Here in the UK, the response to an attack that has seen the most jews killed since the Holocaust has been extraordinary. Media organisations including the BBC and Sky have declined to use the word ‘terrorist’. The dictionary definition of a terrorist is ‘a person who uses violence, especially murder and bombing, in order to achieve political aims.’ Having read of the events of the 7th October, I would challenge any right thinking person to disagree that they were acts of terror, carried out by terrorists. That is an accurate and impartial analysis.
On the Saturday 14th October a march took place in London in support of the Palestinian cause, barely a week after the Hamas massacre. At this protest, and at the protest that took place again a week later, we’ve seen calls for the Israeli state to be dissolved, celebrations of Hamas, antisemitic signs and threats of violence, all witnessed by a seemingly indifferent Metropolitan Police.
On the 17th October 2023, an explosion occurred at the Al Ahli hospital in Gaza. Initial reports were of approximately 500 civilians killed, many of them women and children. Within hours journalists from the BBC, Sky and the Guardian had reported it was as a result of an Israeli air attack, quoting ‘Palestinian authorities.’ Those authorities are actually Hamas, the terrorist organisation (as proscribed by the UK government) responsible for the 7th October massacre. This rush to apportion blame, at such a highly charged and sensitive time, and when the facts were not known, was grossly irresponsible. The evidence may not be 100% conclusive, but it is increasingly clear that a misfired Hamas rocket struck the car park of the hospital. Despite this, politicians in the Middle East have condemned Israel, and social media is awash with conspiracy theories.

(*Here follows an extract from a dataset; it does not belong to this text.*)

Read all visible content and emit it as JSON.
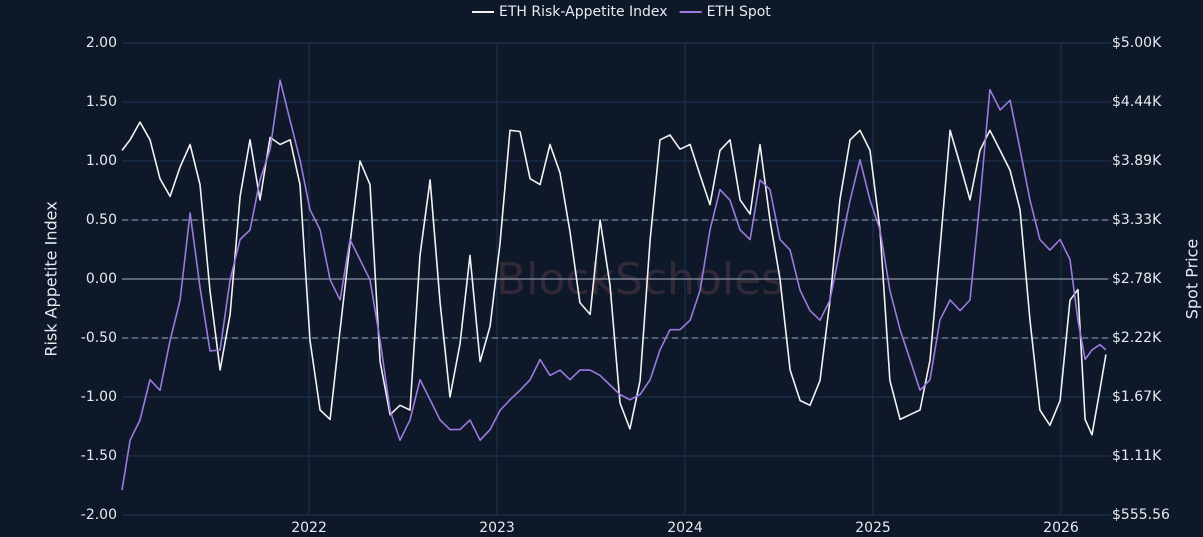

There are demands for Israel’s response to be proportionate, and for there to be a ‘ceasefire’. What is Israel expected to do? Negotiate with an organisation whose charter states that Israel should be destroyed? The tragedy for the current crisis is that moderate voices have been side-lined, and extremists on both sides are in the ascendancy. We’re seeing settlers armed in the West Bank, and Hezbollah are making aggressive noises to the north as Iran’s theocracy is seen as a highly malevolent force in the region. Tragically civilians on both sides will now reap what Hamas has sewn.

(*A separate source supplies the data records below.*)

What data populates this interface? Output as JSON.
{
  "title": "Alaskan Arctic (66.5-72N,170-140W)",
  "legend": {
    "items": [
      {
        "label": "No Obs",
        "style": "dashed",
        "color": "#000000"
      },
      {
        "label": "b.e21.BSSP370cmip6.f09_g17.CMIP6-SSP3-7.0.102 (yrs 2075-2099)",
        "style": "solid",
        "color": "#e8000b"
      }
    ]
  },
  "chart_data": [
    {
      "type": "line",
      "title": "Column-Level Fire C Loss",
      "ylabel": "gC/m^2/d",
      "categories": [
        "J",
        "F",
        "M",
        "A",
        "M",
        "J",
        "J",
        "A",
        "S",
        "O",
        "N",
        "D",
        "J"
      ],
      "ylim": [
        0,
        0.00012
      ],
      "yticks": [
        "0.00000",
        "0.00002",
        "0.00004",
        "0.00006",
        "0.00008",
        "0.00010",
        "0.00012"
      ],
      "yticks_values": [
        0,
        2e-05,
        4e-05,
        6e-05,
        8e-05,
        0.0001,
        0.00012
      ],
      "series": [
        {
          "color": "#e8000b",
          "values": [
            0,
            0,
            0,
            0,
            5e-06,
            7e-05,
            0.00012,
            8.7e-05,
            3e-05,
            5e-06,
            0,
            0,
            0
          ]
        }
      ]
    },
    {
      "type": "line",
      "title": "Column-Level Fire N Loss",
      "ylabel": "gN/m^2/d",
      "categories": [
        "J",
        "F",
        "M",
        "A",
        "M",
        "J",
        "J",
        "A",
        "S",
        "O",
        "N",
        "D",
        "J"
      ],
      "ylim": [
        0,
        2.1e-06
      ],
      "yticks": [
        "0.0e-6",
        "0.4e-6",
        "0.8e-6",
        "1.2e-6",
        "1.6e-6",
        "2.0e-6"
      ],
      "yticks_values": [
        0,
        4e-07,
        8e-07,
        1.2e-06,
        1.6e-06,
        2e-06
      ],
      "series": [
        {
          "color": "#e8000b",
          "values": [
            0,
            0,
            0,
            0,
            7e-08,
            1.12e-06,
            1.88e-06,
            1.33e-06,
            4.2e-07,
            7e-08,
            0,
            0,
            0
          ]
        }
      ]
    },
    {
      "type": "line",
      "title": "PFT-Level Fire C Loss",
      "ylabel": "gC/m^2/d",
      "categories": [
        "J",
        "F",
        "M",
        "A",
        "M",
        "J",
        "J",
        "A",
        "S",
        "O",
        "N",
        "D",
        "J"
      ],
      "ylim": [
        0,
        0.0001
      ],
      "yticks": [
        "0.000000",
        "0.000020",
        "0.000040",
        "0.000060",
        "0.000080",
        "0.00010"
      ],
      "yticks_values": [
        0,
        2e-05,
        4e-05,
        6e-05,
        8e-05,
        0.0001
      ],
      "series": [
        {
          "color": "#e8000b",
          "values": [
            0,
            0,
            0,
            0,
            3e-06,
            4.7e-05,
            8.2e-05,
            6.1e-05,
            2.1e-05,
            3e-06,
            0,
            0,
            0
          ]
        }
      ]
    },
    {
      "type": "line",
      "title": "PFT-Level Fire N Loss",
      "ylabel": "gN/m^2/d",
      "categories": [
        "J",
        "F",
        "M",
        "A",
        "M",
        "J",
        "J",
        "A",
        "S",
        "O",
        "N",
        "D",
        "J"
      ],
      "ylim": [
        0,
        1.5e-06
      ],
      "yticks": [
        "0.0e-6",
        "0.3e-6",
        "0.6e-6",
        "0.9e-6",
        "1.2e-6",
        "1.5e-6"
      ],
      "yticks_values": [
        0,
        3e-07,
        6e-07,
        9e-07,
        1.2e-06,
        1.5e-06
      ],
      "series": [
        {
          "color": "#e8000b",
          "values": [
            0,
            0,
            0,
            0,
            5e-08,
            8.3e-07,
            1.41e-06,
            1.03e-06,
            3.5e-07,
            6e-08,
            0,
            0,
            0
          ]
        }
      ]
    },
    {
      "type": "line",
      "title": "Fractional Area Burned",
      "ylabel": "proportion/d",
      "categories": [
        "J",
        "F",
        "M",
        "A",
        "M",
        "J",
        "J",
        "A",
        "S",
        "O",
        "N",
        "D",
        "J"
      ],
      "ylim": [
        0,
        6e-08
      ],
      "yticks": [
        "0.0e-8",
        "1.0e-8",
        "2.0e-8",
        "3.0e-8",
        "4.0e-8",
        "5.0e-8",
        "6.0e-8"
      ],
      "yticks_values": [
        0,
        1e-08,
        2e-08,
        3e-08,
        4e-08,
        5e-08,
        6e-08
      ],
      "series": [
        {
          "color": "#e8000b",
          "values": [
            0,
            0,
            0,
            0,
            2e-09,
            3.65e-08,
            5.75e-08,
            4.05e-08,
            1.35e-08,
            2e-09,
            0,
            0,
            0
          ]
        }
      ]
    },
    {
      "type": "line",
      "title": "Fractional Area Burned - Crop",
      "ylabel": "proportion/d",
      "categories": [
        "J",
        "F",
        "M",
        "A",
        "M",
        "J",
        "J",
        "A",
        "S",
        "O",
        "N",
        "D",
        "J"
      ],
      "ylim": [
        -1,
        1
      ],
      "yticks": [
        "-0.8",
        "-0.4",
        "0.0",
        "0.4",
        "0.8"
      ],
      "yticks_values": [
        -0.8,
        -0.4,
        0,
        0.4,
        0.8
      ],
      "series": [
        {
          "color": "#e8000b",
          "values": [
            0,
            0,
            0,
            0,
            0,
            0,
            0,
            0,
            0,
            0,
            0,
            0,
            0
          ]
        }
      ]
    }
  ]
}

The Remembrance Day bombing in Enniskillen led to a re-energised peace process, which culminated in the Belfast Agreement in 1998, just over ten years later. One hopes the current crisis can lead to something positive emerging from the Middle East.

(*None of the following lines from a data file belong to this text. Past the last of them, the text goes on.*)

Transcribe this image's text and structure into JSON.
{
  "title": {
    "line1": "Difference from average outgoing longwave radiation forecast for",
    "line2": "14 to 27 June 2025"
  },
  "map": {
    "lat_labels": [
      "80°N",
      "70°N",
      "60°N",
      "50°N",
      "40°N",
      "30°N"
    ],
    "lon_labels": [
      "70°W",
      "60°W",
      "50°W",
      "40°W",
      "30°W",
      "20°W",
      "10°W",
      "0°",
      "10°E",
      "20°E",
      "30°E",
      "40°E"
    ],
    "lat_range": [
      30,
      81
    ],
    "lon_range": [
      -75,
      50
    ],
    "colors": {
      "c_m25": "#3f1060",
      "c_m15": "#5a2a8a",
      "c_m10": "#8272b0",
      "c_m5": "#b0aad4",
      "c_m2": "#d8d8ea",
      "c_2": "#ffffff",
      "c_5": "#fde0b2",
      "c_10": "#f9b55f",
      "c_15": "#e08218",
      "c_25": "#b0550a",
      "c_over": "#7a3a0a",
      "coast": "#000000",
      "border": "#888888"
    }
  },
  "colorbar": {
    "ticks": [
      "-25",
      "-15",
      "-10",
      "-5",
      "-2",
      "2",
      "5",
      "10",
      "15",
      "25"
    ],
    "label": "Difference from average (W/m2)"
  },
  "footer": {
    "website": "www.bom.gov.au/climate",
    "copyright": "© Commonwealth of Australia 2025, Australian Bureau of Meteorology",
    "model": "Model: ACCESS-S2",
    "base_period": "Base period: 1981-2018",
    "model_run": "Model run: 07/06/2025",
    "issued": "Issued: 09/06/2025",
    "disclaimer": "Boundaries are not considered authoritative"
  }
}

With all this in mind, it is so important for our media class to call out atrocities when they occur, and to not give an equal voice to Hamas. Our political leaders need to ensure that jews feel safe in this country. These are basic requests, but it is sad that they need to be made. As editor of Aspects of History I’m therefore proud to have signed the October Declaration, and encourage you to do so too.